ESPE Yearbook of Paediatric Endocrinology

Brief Summary: This paper reviewed the toxicity of radiation therapy (RT) on ovarian, uterine and vaginal tissue in childhood cancer survivors (CCSs), using data published from 1970 to 2017. Overall, 11 studies reported data on ovarian damage, 8 on uterine volume related to treatment, and 3 on vaginal effects. Most studies did not report accurate dosimetric data and dose-volume relationships, and the confounder role of chemotherapy was not considered. In general, published data confirmed that ovarian sensitivity to RT increases with age. Follicle sensitivity followed a linear model, with 2 Gy representing the lethal dose (50% of primordial follicles destroyed). The “effective sterilizing dose” (residual oocyte population <1000) decreased as age increased.

The Pediatric Normal Tissue Effects in the Clinic (PENTEC) task force produced this comprehensive review with the purpose of quantifying the effects of RT dose to the female reproductive organs after treatment for childhood cancer. They recommend to minimize RT dose and (if possble) to preserve one ovary, considering that the maximum tolerable RT dose decreases with patient’s age and total dose of alkylating agents.

Several studies have defined acute ovarian failure (AOF) as the loss of oestrogen production within 5 years from RT, and premature ovarian insufficiency (POI) when the loss of oestrogen production and oocyte reserve become evident later during follow up, but before 40 years of age. The ‘Dovary’ model designed by the Childhood Cancer Survivorship study and the St. Jude Lifetime (SJLIFE) cohort to predict AOF showed that the risk of AOF increased with the mean RT dose to the least affected ovary: cyclophosphamide equivalent dose of alkylating agents (CED), and age at RT. The model designed by SJLIFE study to predict POI reported that the risk of POI increased with survivor age, Dovary, and dose of alkylating agents.

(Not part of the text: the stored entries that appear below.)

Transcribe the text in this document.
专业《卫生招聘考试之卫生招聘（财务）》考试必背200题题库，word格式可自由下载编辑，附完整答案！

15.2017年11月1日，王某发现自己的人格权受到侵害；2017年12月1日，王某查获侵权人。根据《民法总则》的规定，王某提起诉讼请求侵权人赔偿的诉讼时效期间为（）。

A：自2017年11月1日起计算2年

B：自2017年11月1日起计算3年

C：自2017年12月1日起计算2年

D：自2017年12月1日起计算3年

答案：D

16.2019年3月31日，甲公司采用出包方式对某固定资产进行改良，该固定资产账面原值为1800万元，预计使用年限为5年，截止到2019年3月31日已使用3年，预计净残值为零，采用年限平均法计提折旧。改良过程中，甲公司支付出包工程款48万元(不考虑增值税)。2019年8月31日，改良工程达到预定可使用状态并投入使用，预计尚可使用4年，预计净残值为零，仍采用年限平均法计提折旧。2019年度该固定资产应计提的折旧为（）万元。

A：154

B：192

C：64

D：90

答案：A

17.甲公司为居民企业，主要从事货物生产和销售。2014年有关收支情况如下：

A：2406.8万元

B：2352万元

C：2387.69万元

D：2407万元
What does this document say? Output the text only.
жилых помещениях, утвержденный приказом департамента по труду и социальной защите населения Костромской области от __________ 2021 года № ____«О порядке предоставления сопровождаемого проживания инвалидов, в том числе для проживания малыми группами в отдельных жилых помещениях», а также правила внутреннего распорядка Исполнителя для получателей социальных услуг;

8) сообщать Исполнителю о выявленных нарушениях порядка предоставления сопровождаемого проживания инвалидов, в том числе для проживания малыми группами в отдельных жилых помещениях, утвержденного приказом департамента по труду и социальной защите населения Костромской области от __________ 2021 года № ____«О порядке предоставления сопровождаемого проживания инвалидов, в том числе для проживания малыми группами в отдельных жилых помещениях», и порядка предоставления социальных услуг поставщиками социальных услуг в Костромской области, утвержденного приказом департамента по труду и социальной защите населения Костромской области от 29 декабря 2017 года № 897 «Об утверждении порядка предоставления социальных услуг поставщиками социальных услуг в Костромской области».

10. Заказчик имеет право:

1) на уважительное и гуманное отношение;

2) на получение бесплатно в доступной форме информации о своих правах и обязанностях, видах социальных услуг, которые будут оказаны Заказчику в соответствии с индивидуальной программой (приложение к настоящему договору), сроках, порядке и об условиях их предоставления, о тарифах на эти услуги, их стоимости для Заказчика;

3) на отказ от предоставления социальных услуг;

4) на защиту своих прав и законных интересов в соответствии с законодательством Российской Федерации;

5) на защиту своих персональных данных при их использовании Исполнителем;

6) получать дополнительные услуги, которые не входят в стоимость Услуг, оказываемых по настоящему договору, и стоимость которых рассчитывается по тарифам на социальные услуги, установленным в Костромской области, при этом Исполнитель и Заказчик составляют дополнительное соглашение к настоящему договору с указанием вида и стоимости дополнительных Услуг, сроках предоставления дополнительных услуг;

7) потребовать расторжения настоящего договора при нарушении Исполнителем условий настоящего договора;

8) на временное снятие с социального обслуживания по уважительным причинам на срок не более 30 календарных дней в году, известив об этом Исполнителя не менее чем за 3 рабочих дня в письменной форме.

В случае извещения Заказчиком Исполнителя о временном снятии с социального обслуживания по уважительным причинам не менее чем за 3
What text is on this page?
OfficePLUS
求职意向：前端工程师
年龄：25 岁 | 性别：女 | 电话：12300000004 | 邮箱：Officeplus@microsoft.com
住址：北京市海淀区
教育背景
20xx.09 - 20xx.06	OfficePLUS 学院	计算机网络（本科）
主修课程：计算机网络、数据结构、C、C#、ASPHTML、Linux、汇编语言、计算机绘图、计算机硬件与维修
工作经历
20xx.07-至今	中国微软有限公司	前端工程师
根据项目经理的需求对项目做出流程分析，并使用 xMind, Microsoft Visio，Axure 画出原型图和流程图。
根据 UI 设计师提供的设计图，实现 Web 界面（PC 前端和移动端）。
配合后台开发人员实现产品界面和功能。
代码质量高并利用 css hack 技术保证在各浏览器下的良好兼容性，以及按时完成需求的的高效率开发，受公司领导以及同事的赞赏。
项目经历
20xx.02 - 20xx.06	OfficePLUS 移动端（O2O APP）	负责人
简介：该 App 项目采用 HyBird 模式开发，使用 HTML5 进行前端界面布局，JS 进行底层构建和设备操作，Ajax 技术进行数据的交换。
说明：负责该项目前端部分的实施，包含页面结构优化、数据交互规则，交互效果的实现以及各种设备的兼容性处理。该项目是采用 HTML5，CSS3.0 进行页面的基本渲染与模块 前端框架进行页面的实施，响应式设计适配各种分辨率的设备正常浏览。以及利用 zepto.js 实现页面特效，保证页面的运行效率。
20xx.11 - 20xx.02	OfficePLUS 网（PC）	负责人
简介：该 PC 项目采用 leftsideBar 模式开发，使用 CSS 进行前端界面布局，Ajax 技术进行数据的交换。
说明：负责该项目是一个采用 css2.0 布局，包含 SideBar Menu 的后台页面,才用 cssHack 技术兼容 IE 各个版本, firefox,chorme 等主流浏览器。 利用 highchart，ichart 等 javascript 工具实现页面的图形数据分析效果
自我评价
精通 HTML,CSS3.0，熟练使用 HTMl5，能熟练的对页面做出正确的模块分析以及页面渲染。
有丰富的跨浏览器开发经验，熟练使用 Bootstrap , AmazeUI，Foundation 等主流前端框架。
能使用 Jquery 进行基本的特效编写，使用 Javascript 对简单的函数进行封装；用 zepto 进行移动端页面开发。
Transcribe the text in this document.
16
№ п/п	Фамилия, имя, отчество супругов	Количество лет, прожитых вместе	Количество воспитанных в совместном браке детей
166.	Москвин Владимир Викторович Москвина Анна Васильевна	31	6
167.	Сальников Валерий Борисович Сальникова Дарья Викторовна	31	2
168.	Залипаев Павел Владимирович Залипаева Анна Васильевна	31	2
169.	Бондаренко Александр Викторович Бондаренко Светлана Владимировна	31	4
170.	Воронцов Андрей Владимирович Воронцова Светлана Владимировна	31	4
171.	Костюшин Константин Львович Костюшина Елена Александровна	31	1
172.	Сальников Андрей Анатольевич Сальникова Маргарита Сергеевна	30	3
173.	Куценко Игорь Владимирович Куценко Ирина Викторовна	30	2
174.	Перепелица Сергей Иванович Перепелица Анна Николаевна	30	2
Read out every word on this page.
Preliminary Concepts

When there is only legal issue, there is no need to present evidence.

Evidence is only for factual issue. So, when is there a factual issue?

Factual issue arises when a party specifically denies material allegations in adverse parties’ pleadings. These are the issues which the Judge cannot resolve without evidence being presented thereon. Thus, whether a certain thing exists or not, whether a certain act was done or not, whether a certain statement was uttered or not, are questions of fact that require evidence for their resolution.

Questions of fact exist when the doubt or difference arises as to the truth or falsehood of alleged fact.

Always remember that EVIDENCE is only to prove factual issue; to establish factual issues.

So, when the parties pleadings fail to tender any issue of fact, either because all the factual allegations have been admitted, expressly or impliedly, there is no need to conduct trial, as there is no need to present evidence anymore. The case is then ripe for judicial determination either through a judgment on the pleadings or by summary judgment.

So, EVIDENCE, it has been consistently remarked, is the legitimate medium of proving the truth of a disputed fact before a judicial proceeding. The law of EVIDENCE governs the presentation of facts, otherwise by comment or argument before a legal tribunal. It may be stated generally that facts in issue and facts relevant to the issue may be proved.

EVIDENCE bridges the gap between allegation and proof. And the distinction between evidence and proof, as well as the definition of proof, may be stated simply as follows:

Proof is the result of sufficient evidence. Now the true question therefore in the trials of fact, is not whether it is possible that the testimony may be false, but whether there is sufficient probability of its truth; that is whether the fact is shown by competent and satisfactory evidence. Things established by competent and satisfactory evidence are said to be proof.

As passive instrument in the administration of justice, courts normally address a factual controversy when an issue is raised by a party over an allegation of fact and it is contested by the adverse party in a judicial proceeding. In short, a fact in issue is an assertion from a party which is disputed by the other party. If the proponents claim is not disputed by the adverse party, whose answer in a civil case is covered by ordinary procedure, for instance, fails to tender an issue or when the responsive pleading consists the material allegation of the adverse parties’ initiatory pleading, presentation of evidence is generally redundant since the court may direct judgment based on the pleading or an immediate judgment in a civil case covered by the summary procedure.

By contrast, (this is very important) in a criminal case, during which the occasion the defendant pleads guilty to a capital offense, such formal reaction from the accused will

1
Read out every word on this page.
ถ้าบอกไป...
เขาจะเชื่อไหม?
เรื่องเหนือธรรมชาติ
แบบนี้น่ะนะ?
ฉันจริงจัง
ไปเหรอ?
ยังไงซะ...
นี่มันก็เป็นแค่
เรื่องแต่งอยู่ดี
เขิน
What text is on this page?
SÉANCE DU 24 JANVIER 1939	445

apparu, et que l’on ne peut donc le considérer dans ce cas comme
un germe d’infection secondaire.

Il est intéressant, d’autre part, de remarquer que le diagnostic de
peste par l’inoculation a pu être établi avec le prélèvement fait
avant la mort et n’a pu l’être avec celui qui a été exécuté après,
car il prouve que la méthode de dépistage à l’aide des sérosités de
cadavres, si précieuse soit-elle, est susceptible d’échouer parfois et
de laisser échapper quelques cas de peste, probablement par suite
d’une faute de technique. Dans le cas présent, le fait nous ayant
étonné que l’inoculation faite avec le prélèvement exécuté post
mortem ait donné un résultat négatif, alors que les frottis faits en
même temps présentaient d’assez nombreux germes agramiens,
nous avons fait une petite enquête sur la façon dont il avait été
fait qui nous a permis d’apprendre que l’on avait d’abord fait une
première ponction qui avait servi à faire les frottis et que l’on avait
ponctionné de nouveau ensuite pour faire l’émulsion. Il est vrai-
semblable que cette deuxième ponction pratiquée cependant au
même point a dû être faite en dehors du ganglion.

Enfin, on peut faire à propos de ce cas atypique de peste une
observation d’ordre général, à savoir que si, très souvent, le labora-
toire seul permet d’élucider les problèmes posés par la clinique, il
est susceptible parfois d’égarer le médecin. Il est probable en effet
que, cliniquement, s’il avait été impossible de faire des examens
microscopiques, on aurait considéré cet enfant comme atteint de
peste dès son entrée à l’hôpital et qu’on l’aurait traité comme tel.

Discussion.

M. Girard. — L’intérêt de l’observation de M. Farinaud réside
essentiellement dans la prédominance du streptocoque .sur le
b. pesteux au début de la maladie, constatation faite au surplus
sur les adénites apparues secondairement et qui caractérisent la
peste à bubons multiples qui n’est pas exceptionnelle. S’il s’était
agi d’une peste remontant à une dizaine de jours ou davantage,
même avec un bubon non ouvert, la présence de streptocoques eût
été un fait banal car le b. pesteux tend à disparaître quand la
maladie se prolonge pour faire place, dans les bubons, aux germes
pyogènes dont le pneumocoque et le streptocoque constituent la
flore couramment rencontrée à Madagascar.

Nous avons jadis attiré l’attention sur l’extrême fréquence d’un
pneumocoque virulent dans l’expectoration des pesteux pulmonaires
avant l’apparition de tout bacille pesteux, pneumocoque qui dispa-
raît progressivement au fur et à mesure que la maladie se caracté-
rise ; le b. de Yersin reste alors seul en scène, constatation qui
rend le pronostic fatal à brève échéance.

Uterine toxicity, in term of reduced volume, impaired arterial blood flow, fibrosis, endometrial dysfunction, early pregnancy loss, preterm birth and delivery of low-birthweight infants has been described in some studies. Available data were insufficient to design a model of RT-associated risk, but in general a small uterine volume was described when RT doses >12 Gy were used in younger patients.

Data on vaginal toxicity are scant: vaginal dryness, mucosal thinning, and fibrous stenosis up to complete closure requiring surgical procedures have been described. Similarly to adults, RT risk was confirmed to be related to dose (>5 Gy in adults) and field of application.